Could the counselling engagement have played out differently? Perhaps. Getting Klaus into any kind of counselling and keeping him there would be challenging. But Thomas might have had an easier time implicating Klaus in the couple’s difficulties if he had tabled the power dynamic in his second session with Jamie. Klaus would have had to agree to come to counselling knowing that Thomas was aware of the power dynamic. Thomas also complicated the therapy with Jamie by not calling him on his manipulations in the intake and individuals sessions. Thomas could have helped Jamie to see the healthier path of simple assertiveness and taking more risks with Klaus to advocate for a relationship that might serve them both better. Jamie needs to be empowered to stand up and claim the relationship that he wants or to leave. Thomas missed the opportunity to bring to Klaus’ awareness that he cannot take the relationship or Jamie for granted, as Jamie’s father did. Klaus needs to realize that Jamie could leave if there is no change -- that he is not a prisoner in the relationship. Thomas’ diplomacy did not serve him. The Miraculous Recovery was a whitewash over the failure of this couples therapy engagement, over the manipulations underlying its initiation and over the unexplored centrality of the power dynamic in the couple’s problems. Better to have confronted the phony presentation of the case and face the outrage that revealing the power dynamic may evoke than to work around the edges of it as Thomas tried to do.


In summary, the plot of The Miraculous Recovery has eight stages:

The Approach: the oppressed partner finds a willing counsellor

The Wedge: in screening interview, the oppressed partner misrepresents the reason for counselling

The Flip: in the first session, the client changes the focus to the relationship with their spouse

The Partner: the oppressed partner brings in controlling partner

The Corralling: by trying to win some cooperation from the controlling partner, the

counsellor joins oppressed partner in their disempowered role

The Becalming: the counselling is stalled because of the controlling partner's limited participation

The Dump: both partners secretly fear losing their relationship more than losing the

counsellor and join ranks against counsellor

The Retreat: "We're all fine now!" The oppressed partner colludes with controlling partner

who has succeeded in putting down the challenge to power.


The Flip is the juncture at which the counsellor has the maximum opportunity to alter the course of this plot.

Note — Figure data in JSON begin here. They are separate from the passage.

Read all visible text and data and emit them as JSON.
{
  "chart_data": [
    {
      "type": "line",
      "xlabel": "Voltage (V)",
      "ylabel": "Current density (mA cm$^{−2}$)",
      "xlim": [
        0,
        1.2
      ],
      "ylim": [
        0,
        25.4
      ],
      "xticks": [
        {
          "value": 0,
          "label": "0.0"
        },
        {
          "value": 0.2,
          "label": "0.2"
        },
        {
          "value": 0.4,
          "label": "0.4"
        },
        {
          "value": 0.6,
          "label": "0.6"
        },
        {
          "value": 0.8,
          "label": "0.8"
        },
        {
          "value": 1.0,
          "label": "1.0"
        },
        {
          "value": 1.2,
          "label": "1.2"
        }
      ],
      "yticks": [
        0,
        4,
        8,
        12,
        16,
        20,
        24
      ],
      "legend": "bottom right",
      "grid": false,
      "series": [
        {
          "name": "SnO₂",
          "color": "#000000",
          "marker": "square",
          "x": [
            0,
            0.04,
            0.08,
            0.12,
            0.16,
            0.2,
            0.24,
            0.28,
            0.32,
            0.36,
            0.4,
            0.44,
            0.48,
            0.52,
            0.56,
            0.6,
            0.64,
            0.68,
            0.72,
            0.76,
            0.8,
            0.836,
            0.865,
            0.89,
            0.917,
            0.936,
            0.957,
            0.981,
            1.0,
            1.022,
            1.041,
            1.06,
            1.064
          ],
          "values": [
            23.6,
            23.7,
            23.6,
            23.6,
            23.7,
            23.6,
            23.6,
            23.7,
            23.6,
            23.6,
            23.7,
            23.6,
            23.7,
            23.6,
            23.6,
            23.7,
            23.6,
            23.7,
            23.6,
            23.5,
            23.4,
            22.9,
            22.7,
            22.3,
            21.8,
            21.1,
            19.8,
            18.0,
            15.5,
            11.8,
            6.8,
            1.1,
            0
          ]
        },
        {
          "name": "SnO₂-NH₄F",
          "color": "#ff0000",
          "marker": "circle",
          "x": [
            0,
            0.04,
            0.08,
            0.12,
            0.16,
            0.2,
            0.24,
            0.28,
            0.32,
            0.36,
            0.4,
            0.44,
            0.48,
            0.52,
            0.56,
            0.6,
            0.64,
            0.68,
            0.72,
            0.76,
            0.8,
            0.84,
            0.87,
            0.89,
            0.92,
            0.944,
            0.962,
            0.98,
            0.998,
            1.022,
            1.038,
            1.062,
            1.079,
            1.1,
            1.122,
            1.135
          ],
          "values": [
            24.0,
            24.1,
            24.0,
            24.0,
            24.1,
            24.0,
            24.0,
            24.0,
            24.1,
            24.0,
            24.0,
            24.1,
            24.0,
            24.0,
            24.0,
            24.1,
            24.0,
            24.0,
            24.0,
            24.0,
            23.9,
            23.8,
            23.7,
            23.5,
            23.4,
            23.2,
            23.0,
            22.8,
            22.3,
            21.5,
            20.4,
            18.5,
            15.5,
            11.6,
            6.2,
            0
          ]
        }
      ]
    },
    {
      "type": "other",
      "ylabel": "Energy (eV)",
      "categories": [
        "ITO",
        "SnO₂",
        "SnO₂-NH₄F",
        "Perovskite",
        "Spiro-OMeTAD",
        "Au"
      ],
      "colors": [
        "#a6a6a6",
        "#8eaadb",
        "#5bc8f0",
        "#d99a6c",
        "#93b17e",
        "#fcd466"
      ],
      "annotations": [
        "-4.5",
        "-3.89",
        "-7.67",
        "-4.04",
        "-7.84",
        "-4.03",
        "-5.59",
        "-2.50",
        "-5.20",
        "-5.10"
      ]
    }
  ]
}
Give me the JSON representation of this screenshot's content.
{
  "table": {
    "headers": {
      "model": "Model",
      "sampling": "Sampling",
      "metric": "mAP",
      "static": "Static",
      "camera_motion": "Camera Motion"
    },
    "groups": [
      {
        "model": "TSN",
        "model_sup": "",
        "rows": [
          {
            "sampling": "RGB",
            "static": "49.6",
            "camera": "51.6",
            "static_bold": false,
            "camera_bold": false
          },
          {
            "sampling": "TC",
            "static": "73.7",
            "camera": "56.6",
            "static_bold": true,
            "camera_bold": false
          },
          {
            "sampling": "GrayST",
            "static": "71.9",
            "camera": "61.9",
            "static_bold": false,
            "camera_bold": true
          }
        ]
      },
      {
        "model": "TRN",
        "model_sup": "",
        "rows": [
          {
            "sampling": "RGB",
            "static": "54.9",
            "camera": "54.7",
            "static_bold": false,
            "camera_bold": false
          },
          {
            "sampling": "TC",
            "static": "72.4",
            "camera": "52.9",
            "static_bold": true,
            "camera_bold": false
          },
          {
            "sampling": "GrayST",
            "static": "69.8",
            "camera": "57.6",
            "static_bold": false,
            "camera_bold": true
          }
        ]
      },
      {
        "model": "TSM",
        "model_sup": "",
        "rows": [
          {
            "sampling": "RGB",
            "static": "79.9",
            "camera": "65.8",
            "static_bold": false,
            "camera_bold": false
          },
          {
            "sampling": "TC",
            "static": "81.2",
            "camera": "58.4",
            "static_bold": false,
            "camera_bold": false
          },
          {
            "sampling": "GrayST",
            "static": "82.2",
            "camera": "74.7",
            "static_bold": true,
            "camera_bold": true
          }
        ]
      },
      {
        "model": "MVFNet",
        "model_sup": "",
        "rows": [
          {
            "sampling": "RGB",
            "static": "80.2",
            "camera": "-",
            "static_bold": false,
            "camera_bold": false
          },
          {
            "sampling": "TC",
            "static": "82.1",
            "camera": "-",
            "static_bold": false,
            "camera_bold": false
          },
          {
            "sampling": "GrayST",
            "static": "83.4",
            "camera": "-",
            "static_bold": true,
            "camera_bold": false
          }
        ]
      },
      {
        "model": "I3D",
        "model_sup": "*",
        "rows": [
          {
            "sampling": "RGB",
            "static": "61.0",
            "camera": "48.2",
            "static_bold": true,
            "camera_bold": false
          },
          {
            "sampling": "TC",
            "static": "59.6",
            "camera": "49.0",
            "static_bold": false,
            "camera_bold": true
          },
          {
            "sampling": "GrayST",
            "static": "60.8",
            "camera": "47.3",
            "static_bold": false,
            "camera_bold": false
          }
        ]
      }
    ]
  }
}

When the Flip occurs the counsellor could offer to see the presenting client individually and provide a referral to a couples counsellor; or the counsellor could agree to allow the partner’s attendance, not for couples counselling, but to give their perspective on the presenting client’s concerns; or the counsellor could confront the presenting partner with their one-down status in the apparent power imbalance in their relationship (if that is apparent) and allow the other partner to join for couples counselling. With this up-front declaration that power abuse is the central problem, the controlling partner cannot play innocent in the first couples session.

To intervene at the Partner step (which may be the first opportunity if the power dynamic is not clear enough from speaking with the presenting partner alone), as it becomes apparent in the session, the counsellor needs to identify the power dynamic as a central issue which both partners are sustaining.




Prochaska, J.O. and DiClemente, C.C. (1983) Stages and processes of self-change of smoking, toward an integrative model of change. Journal of Consulting and Clinical Psychology, 51, pp.390-395.

Waller, Willard. (1938) The Family: A Dynamic Interpretation. Rev. 1951 by Reuben Hill. New York: Dryden.